Microsoft Fabric: Native CDC for SQL Estates and SCD Type 2 Released in Copy Job
Microsoft Fabric: Native CDC for SQL Estates and SCD Type 2 in Copy Job
Summary
Microsoft has announced the General Availability (GA) of Change Data Capture (CDC) for SQL estates in Microsoft Fabric’s Copy Job. This allows low-latency replication of inserts, updates, and deletes from Azure SQL Database, SQL Server, and Azure SQL Managed Instance into Fabric destinations. Additionally, extended Slowly Changing Dimension (SCD) Type 2 support in Copy Job (Preview) introduces native, no-code SCD Type 2 with effective dating and soft-delete handling to Fabric Data Warehouse and Synapse SQL Pool destinations.
What happened
Microsoft Fabric has released two major enhancements to the Copy Job integration tool in Data Factory:
- Native CDC for SQL Estates (Generally Available - GA): Copy Job now supports native data replication via CDC directly from SQL sources. This eliminates the need for complex, manual watermark-based logic. Supported sources include Azure SQL Database, on-premises SQL Server, and Azure SQL Managed Instance, replicating to destinations such as Fabric SQL, Lakehouses, Data Warehouses, and Snowflake.

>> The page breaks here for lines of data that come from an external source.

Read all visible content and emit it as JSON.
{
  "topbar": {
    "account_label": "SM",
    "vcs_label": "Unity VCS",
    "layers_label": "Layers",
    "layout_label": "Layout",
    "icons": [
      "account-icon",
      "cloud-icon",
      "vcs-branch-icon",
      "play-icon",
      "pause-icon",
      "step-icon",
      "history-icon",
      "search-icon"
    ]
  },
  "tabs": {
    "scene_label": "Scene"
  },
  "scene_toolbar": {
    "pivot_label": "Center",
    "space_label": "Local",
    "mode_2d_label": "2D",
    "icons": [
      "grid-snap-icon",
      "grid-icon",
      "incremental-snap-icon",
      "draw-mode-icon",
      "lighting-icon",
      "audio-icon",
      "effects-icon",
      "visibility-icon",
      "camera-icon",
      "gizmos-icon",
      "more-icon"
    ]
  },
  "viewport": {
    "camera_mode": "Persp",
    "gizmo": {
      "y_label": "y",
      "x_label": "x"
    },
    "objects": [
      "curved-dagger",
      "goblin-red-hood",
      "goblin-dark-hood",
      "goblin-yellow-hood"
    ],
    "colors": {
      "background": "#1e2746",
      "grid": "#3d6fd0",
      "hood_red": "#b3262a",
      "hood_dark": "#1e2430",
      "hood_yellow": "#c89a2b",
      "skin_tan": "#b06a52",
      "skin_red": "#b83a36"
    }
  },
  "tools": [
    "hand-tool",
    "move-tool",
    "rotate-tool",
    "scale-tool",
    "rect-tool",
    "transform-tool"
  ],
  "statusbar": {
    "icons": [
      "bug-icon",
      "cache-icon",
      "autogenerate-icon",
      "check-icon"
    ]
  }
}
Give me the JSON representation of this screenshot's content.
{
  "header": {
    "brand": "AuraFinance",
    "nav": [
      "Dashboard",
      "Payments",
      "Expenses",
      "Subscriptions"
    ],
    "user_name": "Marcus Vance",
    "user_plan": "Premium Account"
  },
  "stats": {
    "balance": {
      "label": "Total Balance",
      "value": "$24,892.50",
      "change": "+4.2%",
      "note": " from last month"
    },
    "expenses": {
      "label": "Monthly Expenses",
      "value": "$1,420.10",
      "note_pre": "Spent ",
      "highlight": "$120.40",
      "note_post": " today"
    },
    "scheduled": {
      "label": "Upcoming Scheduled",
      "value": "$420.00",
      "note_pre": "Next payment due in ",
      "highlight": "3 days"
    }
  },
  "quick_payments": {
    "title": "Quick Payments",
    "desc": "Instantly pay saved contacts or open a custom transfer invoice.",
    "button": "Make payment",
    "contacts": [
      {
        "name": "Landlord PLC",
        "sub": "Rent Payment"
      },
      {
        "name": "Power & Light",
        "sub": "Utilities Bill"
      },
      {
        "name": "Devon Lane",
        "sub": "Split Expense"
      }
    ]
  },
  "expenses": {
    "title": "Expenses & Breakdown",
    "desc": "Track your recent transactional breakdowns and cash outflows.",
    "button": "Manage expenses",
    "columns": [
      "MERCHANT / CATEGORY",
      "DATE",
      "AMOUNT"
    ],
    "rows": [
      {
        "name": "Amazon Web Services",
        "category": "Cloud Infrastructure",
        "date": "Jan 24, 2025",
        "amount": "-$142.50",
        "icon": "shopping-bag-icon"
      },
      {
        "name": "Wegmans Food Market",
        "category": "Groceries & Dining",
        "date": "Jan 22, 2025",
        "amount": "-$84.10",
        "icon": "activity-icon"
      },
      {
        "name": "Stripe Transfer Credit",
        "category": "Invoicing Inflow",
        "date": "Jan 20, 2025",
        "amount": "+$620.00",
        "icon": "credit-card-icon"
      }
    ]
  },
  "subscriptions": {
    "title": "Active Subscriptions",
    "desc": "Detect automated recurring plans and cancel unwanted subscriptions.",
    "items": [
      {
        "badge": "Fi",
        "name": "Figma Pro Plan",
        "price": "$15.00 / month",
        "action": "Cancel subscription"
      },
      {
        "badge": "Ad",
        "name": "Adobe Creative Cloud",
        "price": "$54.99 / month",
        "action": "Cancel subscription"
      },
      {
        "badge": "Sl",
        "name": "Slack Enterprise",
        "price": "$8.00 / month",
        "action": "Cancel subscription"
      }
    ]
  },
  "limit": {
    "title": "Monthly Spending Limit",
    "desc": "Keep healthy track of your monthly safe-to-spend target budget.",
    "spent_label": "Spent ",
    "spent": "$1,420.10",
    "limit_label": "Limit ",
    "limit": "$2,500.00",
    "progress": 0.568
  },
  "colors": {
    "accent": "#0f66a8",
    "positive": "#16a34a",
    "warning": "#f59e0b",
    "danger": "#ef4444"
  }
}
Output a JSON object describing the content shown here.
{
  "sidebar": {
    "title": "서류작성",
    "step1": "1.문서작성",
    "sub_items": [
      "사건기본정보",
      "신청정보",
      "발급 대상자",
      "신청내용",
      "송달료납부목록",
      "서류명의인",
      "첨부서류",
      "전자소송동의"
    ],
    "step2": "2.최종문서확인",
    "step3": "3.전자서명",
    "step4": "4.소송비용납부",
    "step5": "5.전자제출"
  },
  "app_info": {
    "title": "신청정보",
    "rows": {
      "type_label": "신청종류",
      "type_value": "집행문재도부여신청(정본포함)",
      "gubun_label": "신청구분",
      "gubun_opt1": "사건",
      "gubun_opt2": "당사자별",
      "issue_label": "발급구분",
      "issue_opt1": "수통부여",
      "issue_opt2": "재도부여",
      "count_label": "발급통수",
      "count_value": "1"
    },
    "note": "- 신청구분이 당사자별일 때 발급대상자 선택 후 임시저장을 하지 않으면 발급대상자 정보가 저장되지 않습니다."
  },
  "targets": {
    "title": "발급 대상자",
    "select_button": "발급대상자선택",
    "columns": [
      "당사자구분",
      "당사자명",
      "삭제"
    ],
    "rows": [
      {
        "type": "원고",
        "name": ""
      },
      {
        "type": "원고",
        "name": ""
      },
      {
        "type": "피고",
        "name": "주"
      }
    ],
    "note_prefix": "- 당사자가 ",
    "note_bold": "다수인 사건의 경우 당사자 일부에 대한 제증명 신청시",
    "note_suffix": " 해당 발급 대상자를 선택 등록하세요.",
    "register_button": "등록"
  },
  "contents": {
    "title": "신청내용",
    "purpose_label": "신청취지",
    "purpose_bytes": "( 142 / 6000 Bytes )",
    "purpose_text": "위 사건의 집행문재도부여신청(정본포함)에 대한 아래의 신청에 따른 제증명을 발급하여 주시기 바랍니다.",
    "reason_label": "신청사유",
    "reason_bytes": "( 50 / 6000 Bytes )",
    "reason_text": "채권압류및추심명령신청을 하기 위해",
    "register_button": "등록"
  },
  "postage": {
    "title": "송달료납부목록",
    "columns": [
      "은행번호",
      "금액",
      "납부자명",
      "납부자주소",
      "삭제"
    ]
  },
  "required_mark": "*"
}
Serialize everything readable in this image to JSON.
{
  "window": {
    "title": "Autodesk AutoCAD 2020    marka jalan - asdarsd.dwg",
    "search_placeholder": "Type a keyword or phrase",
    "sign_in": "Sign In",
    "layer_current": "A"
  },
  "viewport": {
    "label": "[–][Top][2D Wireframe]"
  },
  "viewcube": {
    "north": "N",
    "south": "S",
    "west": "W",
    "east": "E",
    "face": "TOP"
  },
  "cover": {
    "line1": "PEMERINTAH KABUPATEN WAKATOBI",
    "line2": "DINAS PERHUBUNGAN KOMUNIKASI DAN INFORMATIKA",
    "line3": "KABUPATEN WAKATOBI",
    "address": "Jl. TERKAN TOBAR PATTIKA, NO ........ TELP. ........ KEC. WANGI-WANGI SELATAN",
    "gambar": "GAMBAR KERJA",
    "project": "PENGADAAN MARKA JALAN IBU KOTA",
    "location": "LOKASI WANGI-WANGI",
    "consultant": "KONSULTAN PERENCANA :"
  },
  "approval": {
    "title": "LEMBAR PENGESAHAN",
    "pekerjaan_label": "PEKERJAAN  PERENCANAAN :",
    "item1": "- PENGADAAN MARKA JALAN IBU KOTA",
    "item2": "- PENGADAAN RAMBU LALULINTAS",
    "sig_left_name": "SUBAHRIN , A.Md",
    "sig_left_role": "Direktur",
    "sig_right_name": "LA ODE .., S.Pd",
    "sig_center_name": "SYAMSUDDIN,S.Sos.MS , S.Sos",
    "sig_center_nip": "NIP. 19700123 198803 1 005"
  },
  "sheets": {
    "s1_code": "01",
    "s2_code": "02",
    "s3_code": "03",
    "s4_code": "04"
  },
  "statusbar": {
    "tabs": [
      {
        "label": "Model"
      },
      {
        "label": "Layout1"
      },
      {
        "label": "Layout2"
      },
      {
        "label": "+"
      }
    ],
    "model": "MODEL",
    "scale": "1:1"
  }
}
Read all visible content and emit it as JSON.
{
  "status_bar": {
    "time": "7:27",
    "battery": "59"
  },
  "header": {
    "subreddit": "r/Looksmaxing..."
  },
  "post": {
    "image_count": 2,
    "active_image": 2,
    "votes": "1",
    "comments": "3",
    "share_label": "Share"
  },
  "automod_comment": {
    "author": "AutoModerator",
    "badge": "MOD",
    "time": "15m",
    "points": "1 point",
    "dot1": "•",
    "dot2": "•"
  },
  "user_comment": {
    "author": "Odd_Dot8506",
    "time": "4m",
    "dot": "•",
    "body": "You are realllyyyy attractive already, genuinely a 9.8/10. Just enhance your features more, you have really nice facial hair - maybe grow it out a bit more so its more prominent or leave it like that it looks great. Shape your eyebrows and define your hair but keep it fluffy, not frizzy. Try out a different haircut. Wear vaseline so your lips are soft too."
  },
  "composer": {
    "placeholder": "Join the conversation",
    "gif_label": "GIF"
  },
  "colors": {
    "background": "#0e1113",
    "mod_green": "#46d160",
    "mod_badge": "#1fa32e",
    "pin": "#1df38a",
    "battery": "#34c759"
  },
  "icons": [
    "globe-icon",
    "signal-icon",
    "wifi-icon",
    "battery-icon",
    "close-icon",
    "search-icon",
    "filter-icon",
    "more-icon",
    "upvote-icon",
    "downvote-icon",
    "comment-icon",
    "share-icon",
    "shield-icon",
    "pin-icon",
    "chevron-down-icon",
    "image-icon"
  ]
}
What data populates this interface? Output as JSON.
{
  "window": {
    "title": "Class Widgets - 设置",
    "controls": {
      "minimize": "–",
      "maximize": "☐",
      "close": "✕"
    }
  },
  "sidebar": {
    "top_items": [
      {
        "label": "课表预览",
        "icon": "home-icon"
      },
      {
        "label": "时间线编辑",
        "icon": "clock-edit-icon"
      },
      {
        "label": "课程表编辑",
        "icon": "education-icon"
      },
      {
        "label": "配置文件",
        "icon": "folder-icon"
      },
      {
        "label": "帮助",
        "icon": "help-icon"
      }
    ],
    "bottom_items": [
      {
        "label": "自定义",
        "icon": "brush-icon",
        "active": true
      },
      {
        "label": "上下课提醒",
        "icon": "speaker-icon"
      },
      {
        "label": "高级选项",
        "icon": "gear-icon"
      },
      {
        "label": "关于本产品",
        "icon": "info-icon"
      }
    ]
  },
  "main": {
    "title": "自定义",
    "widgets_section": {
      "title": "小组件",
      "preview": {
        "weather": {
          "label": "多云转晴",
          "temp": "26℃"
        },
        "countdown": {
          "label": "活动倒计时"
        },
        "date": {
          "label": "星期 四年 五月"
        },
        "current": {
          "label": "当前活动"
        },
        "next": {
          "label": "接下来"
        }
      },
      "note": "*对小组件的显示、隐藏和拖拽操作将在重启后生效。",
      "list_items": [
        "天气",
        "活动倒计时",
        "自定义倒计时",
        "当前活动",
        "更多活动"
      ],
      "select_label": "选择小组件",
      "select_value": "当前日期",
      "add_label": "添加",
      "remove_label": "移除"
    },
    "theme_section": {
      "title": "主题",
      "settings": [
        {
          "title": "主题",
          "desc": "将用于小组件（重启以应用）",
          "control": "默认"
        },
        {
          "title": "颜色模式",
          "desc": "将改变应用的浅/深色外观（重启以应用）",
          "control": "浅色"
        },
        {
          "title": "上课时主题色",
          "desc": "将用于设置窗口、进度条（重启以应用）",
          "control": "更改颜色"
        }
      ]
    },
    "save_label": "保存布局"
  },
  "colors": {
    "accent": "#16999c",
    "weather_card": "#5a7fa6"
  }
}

- SCD Type 2 Support (Preview): When copying data to a Fabric Data Warehouse or Synapse SQL Pool, teams can now configure SCD Type 2 natively. The Copy Job automatically manages the logic to expire old records (e.g., setting
Valid_Todates) and insert new ones. It also handles soft deletes by marking deleted source records as inactive in the target instead of deleting them.
Why it matters
These updates address core data engineering challenges:
- Near Real-Time Synchronization: Instead of performing resource-heavy full table reloads, CDC moves data incrementally. This reduces source system strain and significantly lowers replication latency.
- No-Code History Tracking: SCD Type 2 is one of the most complex transformations in data warehousing. Built-in support in Copy Job saves data engineers hours of building and maintaining custom pipelines or stored procedures.
- Robust Delete Handling: Built-in soft-delete processing ensures target systems maintain accurate, compliant historical records.
Evidence
- Microsoft Fabric Updates Blog: Ye Xu (Principal Program Manager) detailed the benefits and setup of the Copy Job with CDC for SQL estates.
- Microsoft Learn (“What’s New in Fabric”): The official documentation lists the General Availability of the CDC feature and the public preview of SCD Type 2 capabilities.
- Community Insights: Users on the Fabric Community forum highlight the importance of avoiding manual column mapping when using the native SCD Type 2 feature to allow Fabric to auto-generate and manage tracking metadata.
Analysis
With these updates, Microsoft Fabric positions Copy Job as the primary no-code/low-code integration path for cross-cloud and cross-tenant data movement. By automating SCD Type 2, Fabric turns a historically complex PySpark notebook or T-SQL stored procedure task into a simple, declarative configuration. The GA of CDC for SQL Server and Azure SQL strengthens Fabric’s readiness for hybrid enterprise environments. It closes the gap between operational SQL engines and the analytical OneLake, minimizing time-to-value for real-time reporting and AI applications.
Practical Takeaways
- For Data Engineers: Adopt the native CDC in Copy Job for your SQL estates to modernize batch processes and decrease load on operational transactional databases.
- For Data Warehouse Architects: Evaluate the native SCD Type 2 feature for Fabric Warehouses. Remember to skip manual column mapping so Fabric can automatically create and populate historical metadata.
- For Developers: If your source database does not support CDC or requires custom transformation rules, Dataflow Gen2 and PySpark Notebooks remain the standard alternatives.
Open Questions
- What is the capacity unit (CU) consumption impact of running continuous CDC replication on highly transactional, multi-terabyte SQL estates?
- When will native SCD Type 2 support expand to Lakehouses (Delta destinations), as it currently targets Data Warehouses?
- How does the soft-delete detection scale under high-frequency delete volumes during the preview phase?